I’m now twenty-seven years old.
I’ve had one relationship. That happened mostly because my
parents had sat me down, told me that I absolutely had to date and if I didn’t
start showing an interest in dating they’d ground me from music, tv, video
games and the internet until I did begin to date. I hated being in that
relationship. I was trapped in it, and I was trapped if I left. When things
became really bad and began turning violent, complete with the threats of rape,
I ended things. It’s been two years now and no one’s tried to force me to date
since.
I marched in the pride Parade in my city in 2009, my ex was
marching with me. In 2011, I lost my father who towards the end of his life
admitted to me that he was disappointed I wasn’t married and he didn’t get a
chance to walk me down the aisle, despite same-sex marriage being legal in my
country since 2005. I felt a bit of anger towards him for that admission, after
all it’s not like I can flip a switch and suddenly become attracted to either
gender.
My mother and I no longer talk and haven’t for two years.
After my relationship ended, she continuously tried to set me up with people
whom she felt I should marry because I could spend their money and they could
financially look after me. My response was, “I’d rather financially look after
myself. Thanks.”
She had then replied with tisking and stated, “You’re going
to be in the poor house for the rest of your life.”

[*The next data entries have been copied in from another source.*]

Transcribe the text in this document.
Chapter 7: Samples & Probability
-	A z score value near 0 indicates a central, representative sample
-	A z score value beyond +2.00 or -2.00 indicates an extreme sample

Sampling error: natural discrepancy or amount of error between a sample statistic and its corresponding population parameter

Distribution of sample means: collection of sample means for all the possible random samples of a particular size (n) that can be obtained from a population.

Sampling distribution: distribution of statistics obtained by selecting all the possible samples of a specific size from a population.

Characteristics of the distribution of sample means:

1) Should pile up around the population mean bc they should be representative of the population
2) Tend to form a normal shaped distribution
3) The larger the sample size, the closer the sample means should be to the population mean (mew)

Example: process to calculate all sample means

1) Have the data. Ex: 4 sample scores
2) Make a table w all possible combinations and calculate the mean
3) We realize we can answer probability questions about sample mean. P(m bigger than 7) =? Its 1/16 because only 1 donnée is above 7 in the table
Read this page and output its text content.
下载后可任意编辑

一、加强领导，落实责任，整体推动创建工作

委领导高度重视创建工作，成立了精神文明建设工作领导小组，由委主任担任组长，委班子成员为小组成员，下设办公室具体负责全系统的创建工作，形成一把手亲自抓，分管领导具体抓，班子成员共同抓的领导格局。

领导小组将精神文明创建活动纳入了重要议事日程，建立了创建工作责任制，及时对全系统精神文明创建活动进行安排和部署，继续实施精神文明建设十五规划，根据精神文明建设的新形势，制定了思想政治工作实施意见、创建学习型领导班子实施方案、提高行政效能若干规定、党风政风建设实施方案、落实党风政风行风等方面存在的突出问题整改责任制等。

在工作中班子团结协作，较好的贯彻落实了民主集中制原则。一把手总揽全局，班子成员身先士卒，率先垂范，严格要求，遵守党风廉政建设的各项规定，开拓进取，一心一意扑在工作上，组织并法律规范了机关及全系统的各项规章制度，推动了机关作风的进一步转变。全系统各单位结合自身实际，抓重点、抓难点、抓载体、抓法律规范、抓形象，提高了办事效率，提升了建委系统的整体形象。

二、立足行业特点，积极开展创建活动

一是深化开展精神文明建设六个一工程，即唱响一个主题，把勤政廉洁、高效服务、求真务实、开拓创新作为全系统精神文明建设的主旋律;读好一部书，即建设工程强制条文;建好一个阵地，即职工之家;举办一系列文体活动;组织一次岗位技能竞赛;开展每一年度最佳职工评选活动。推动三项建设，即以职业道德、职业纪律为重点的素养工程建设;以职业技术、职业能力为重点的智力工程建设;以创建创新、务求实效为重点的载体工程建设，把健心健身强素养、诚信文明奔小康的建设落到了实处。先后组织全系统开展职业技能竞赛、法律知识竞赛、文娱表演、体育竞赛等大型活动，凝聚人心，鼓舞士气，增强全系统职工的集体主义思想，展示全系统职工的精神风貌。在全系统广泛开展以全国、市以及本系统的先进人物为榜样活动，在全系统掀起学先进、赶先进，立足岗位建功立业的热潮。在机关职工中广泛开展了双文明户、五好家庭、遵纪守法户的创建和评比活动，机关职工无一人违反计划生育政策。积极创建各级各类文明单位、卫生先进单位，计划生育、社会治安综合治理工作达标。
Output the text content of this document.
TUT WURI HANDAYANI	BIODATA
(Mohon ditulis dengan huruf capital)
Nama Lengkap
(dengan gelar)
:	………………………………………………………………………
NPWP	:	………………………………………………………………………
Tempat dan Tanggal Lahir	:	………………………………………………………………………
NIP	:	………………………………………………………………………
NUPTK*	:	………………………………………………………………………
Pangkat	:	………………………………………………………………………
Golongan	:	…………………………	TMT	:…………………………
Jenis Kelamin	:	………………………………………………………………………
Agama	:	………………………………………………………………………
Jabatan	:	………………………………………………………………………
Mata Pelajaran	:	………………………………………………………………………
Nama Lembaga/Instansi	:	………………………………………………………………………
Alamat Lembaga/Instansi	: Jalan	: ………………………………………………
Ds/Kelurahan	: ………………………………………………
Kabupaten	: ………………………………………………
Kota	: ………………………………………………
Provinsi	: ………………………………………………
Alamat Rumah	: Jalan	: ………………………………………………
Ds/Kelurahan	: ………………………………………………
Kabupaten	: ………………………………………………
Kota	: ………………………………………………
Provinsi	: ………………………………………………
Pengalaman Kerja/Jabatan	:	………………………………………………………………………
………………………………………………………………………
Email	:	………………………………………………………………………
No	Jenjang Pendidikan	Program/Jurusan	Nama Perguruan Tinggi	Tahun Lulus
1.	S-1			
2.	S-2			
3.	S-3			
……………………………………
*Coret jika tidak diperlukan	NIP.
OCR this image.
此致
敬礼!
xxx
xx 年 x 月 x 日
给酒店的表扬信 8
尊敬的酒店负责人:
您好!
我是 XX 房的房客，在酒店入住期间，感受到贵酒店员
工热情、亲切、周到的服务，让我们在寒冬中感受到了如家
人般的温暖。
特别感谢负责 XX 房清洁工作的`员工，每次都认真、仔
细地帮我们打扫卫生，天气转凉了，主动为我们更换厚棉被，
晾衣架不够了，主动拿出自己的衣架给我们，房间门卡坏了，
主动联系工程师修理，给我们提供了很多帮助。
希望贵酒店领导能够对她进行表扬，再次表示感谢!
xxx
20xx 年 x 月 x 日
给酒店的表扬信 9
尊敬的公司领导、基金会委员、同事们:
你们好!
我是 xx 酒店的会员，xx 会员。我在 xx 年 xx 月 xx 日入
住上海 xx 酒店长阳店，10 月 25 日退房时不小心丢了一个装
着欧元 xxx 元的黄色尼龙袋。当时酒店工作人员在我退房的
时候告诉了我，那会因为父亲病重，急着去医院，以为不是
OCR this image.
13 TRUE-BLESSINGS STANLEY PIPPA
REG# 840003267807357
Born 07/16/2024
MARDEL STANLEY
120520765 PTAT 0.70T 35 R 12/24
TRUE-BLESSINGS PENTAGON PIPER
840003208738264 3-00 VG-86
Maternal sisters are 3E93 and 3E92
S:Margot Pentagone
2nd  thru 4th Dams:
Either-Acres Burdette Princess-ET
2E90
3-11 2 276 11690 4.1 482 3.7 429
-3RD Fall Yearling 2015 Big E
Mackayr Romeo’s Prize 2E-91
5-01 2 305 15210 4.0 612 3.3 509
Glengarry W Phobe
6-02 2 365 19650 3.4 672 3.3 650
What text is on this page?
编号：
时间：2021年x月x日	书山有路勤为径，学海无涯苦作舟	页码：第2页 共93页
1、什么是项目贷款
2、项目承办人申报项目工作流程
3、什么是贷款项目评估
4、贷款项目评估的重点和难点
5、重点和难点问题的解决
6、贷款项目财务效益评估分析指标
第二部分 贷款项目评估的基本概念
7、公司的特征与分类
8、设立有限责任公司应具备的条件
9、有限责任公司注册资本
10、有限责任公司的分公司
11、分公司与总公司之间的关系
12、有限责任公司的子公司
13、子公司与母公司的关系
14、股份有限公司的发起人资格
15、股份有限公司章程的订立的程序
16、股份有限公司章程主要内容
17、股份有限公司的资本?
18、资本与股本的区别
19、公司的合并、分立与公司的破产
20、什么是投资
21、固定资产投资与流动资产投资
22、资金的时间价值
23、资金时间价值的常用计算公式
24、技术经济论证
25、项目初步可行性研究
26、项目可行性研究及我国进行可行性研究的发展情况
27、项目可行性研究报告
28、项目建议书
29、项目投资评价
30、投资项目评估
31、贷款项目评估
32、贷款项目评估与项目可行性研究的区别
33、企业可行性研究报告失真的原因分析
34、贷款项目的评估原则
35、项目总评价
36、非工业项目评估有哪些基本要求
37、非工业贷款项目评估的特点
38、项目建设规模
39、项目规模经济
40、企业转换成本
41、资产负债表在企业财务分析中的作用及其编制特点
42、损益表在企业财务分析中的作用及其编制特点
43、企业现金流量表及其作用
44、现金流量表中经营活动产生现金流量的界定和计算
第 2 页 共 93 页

“I’ll have more self-respect being poor than living as a
gold digger,” was my reply to that statement implying that all women are financially
dependent on men.
I didn’t realise that what I’d experienced my whole life was
actually called ‘asexuality’ and that there were others in the world like me
until I was about 25 years old. It was through a facebook group called ‘Wipeout
homophobia on facebook’. It was also through facebook that a year ago, I
finally got a chance to talk to Keenan (which isn’t his real name btw) through
facebook as well. I was looking for a facebook fan group for a British singer I
knew of when I saw the picture. I’m looking at it for a bit and I decide to
check out this person’s profile. It was weird at first, I’m looking through the
pictures and I’m thinking, ‘no way. I couldn’t have stumbled across Keens’
facebook’ then I watch a video of this person making a few noises while some
music plays in the back ground there’s a visual effect to the video. My jaw drops and I debate on what to do.
Eventually, I decided to send off a short facebook message, explaining how I
knew him, and that I wasn’t sure if he’d remember me, I wouldn’t be surprised
if he didn’t, but that it was great to see he was doing well.
I did receive a
response from him, it was my Keens that I knew back during that one key
important year in my childhood… and I got a chance to apologize for not going
back. There’s no bad feelings there from what I gathered, to quote him, “It was
forever ago.” To me, it was and it wasn’t, but knowing he didn’t hold it
against me lifted a world off of my shoulders. We don’t talk anymore, but it
was nice that life gave me the chance to find him and talk with him again, if
only, once more for a brief time.
I work full-time, and I live on my own. Life’s good now, and
I plan on becoming more active with LGBT and Asexual movements in the future.